Le concert du 28 février dernier à la Maison symphonique était l’un des plus attendus du festival MNM. Au gré d’un programme extrêmement riche, cumulant 5 œuvres et plus de 2h de musique, il a donné lieu à de plus ou moins belles surprises.
Le public était introduit à l’univers musical de Ligeti par l’entremise de l’organiste Jean-Willy Kunz qui, du haut de son perchoir, a interprété des extraits de Musica ricercata, que l’on a pu entendre dans Eyes Wide Shut (1999) de Kubrick. Pour l’occasion, un homme vêtu d’une cape et d’un masque vénitien a flané le long du dernier étage de la Maison symphonique, évoquant la scène de débauche du film.
Le fait qu’il s’agisse seulement d’extraits a signifié qu’il y avait des moments de blanc assez importants entre chaque section. L’angoisse suscitée par la musique s’est donc alliée à un certain malaise dont on ne saurait dire s’il était volontaire ou non. Chose certaine, le début du concert s’est avéré pour le moins disruptif. M. Kunz a interprété la partition au mieux des capacités de l’orgue, mais il manqué la précision des attaques et la finesse des nuances qu’un piano moderne est capable de produire habituellement pour cette œuvre-ci.
Ensuite, c’était au tour de l’Orchestre symphonique de McGill, joint par les cordistes de la SMCQ, de s’illustrer dans Lontano de Ligeti, une pièce aux dissonances saturées qui a plongé la salle dans une atmosphère pesante. Les allées et venues de deux petites jumelles dans la section du chœur, habillées chacune d’une robe bleue et blanche, a servi de référence à The Shining (1980) de Kubrick.
Le chef Alexis Hauser avait une déambulation fragile des coulisses à la scène, mais une fois sur le podium et bien ancré, il a dirigé les musiciens d’une main ferme. On peut seulement regretter que son travail ait essentiellement consisté à battre la mesure au lieu de donner des indications plus pertinentes sur la manière d’interpréter la musique.
La première partie de concert s’est achevée sur le Concerto pour piano no 2 en sol mineur de Prokofiev. Le jeune soliste, Alexey Shafirov, a conquis le public par son sens romantique élevé et son phrasé généreux, mais on l’a senti assez rapidement dépassé par la vitesse d’exécution dans les passages virtuoses, notamment au moment des arpèges descendants.
Au retour de l’entracte, l’orchestre a créé Continental Dive de Liam Gibson, une commande de la SMCQ qui se mariait très bien à Ainsi parlait Zarathustra de Richard Strauss par sa riche utilisation des cuivres et des percussions.
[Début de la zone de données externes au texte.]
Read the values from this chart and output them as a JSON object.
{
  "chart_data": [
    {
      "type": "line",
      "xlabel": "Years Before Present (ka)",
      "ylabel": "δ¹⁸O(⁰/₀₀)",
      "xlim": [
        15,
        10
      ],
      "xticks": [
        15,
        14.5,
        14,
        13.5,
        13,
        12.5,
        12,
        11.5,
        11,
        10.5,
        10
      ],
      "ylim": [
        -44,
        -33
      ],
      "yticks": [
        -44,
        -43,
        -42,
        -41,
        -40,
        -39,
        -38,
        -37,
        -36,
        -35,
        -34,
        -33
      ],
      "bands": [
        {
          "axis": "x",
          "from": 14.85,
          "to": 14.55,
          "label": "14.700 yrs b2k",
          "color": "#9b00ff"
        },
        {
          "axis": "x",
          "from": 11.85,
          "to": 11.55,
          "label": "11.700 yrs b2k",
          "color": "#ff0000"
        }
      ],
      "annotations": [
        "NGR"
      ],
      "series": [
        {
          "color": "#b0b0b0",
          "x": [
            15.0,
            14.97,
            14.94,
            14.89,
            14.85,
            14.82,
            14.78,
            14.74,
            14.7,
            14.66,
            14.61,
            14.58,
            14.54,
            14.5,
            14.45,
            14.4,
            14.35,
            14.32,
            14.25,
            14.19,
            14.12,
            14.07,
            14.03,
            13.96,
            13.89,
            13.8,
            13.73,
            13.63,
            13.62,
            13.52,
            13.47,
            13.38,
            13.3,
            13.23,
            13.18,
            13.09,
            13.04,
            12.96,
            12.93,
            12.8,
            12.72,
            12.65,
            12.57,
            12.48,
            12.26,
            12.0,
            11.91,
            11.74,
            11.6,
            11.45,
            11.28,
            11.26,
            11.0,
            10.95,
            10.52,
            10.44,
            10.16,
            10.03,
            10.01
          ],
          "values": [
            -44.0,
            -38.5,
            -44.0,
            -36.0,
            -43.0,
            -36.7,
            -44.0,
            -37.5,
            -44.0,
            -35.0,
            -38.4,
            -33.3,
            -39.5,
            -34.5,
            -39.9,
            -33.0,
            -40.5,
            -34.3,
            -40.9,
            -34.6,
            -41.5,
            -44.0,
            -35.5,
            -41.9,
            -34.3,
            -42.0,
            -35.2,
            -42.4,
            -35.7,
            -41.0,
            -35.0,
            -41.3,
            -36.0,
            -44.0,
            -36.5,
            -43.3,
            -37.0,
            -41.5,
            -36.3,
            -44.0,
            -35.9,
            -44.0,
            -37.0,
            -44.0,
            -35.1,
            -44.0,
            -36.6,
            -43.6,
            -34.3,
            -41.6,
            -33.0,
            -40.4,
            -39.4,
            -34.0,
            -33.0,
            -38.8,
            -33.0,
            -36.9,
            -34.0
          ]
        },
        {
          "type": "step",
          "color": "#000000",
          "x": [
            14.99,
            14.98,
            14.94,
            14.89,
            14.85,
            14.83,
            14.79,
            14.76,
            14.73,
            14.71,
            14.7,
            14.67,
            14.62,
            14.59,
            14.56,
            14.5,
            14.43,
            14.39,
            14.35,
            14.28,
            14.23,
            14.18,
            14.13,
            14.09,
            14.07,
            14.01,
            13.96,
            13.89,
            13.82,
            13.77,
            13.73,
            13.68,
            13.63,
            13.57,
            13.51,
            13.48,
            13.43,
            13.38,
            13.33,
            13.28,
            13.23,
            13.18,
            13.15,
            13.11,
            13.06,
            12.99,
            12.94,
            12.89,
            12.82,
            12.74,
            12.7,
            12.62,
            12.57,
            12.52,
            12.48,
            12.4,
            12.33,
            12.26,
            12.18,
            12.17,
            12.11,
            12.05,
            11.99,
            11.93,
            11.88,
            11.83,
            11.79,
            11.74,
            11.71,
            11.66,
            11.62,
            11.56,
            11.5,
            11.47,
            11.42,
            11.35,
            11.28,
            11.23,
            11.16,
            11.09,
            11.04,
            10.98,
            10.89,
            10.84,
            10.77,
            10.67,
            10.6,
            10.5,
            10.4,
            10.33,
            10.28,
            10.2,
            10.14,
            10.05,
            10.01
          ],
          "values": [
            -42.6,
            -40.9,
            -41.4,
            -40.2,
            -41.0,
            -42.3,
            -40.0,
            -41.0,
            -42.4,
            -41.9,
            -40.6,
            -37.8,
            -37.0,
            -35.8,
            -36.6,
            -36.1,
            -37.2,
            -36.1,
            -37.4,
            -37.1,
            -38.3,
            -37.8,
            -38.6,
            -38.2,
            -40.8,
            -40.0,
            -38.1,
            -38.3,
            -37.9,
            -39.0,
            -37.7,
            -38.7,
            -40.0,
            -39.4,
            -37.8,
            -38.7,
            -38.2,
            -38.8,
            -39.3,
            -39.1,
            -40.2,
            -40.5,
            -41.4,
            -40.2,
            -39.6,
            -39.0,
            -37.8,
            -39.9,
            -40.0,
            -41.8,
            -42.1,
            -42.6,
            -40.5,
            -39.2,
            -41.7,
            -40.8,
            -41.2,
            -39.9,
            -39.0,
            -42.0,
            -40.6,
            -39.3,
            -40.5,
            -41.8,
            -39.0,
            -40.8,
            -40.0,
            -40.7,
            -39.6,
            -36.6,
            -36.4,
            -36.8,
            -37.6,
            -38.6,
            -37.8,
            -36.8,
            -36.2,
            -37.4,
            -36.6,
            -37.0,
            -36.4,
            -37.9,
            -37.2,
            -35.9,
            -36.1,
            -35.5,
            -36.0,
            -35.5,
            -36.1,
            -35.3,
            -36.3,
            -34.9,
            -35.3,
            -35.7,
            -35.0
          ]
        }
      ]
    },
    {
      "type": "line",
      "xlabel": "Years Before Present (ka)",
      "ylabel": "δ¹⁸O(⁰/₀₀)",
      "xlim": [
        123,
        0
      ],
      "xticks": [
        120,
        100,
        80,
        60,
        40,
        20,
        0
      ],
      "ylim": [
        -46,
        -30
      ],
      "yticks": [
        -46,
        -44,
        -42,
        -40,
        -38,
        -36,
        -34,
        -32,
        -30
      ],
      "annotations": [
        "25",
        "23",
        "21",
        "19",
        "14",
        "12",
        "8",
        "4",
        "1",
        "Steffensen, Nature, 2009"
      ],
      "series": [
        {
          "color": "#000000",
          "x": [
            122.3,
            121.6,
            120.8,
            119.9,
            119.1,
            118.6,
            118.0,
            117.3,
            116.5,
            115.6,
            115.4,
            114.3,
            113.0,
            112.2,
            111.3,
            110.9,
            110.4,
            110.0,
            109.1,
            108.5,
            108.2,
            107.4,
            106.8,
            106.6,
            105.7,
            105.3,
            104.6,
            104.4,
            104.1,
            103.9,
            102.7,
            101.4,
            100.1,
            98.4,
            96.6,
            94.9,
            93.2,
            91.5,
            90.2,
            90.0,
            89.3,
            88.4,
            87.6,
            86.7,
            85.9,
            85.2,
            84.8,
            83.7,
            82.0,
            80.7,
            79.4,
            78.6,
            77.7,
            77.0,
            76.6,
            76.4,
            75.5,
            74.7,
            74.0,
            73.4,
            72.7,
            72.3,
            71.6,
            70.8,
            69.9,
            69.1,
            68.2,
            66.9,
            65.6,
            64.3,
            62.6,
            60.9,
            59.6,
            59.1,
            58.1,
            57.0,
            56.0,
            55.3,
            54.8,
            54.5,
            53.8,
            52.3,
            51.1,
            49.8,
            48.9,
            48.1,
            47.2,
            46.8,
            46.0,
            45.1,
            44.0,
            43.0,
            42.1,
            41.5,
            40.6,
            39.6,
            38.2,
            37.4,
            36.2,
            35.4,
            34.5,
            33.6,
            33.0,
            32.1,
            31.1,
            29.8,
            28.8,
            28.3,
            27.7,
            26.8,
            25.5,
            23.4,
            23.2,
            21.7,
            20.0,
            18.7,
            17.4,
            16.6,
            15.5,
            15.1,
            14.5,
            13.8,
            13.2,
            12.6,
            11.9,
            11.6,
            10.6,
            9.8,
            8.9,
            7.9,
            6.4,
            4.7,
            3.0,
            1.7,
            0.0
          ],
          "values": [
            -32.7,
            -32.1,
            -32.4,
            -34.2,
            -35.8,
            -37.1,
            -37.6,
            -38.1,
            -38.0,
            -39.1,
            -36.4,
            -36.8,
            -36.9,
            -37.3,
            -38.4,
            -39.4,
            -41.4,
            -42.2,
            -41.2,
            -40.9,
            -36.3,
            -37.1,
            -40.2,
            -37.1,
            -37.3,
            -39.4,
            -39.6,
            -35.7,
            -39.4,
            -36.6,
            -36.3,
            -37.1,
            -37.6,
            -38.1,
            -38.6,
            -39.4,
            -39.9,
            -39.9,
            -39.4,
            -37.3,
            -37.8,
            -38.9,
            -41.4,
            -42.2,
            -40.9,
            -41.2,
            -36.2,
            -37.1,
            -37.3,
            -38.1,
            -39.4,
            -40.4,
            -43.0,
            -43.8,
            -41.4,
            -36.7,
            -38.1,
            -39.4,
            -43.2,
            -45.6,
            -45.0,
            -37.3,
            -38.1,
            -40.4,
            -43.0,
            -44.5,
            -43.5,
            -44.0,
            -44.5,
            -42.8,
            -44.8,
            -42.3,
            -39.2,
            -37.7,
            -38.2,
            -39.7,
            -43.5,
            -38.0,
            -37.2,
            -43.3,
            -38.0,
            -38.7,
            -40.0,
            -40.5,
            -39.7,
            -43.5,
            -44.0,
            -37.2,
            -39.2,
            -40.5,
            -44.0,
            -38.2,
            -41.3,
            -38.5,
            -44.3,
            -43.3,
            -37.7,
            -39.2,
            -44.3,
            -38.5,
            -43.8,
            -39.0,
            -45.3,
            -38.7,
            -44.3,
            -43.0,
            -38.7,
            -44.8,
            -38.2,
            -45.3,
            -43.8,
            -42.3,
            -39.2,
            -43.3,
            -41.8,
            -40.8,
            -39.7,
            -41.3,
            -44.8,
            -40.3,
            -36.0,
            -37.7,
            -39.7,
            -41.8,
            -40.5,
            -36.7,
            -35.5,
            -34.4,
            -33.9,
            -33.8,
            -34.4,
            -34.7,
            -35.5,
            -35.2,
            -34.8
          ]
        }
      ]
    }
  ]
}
Il y avait dans l’alternance de passages forte et piano quelque chose de bipolaire et d’imprévisible qui a su maintenir l’auditeur en haleine. On a également apprécié le soin du compositeur à l’élaboration des motifs musicaux qui se répétaient brièvement d’une section à l’autre de l’orchestre et donnaient à entendre des éléments de discours structurants.
M. Gibson est monté sur scène recevoir les applaudissements qui lui étaient dus. Dans un moment d’égarement, Alexis Hauser est parti en coulisses sansconvier d’abord le compositeur à se joindre aux musiciens et a, de plus, oublié la partition sur son lutrin. Le ballet inutile du technicien qui s’en est suivi pour accommoder le maestro a suscité d’autres interrogations sur l’état d’esprit du chefà ce moment-là et malheureusement nui à l’expérience du concert.
L’ouverture d’Ainsi parlait Zarathustra, dernière œuvre au programme, a reçu un traitement visuel digne du film 2001: L’Odysée de l’espace (1968). Le spot de lumière blanche braqué brièvement sur le parterre de la Maison symphonique a surpris plus d’un spectateur. Il s’agissait en soi d’une référence aux réflexions des écrans sur le visage du pilote, assis devant son tableau de bord, et qui participent de l’esthétique de Kubrick.
La conception visuelle de Sylvain Marotte promettait des choses intéressantes, avec notamment la recréation de points de vue emblématiques du film, mais plus la musique de Richard Strauss suivait son cours, mouvement après mouvement, moins il y avait d’animations projetées sur le mur n’pour offrir, au final, qu’un ensemble de blocs statiques évoquant le paysage rocailleux du début du film.
Trop en faire visuellement et détourner l’attention de l’objet musical ou ne pas en faire assez et ne plus être dans le thème du festival? Telle était le dilemme impossible à résoudre. Dans les faits, ce sont les éléments plus concrets, les accessoires, la présence des figurants et le monolithe qui semblaient le mieux capter l’imaginaire. Cela dit, les images de mots écrits à la main et de textes tapés à la machine pour illustrer l’un des thèmes centraux de The Shining se sont bien arrimées à la musique de Ligeti.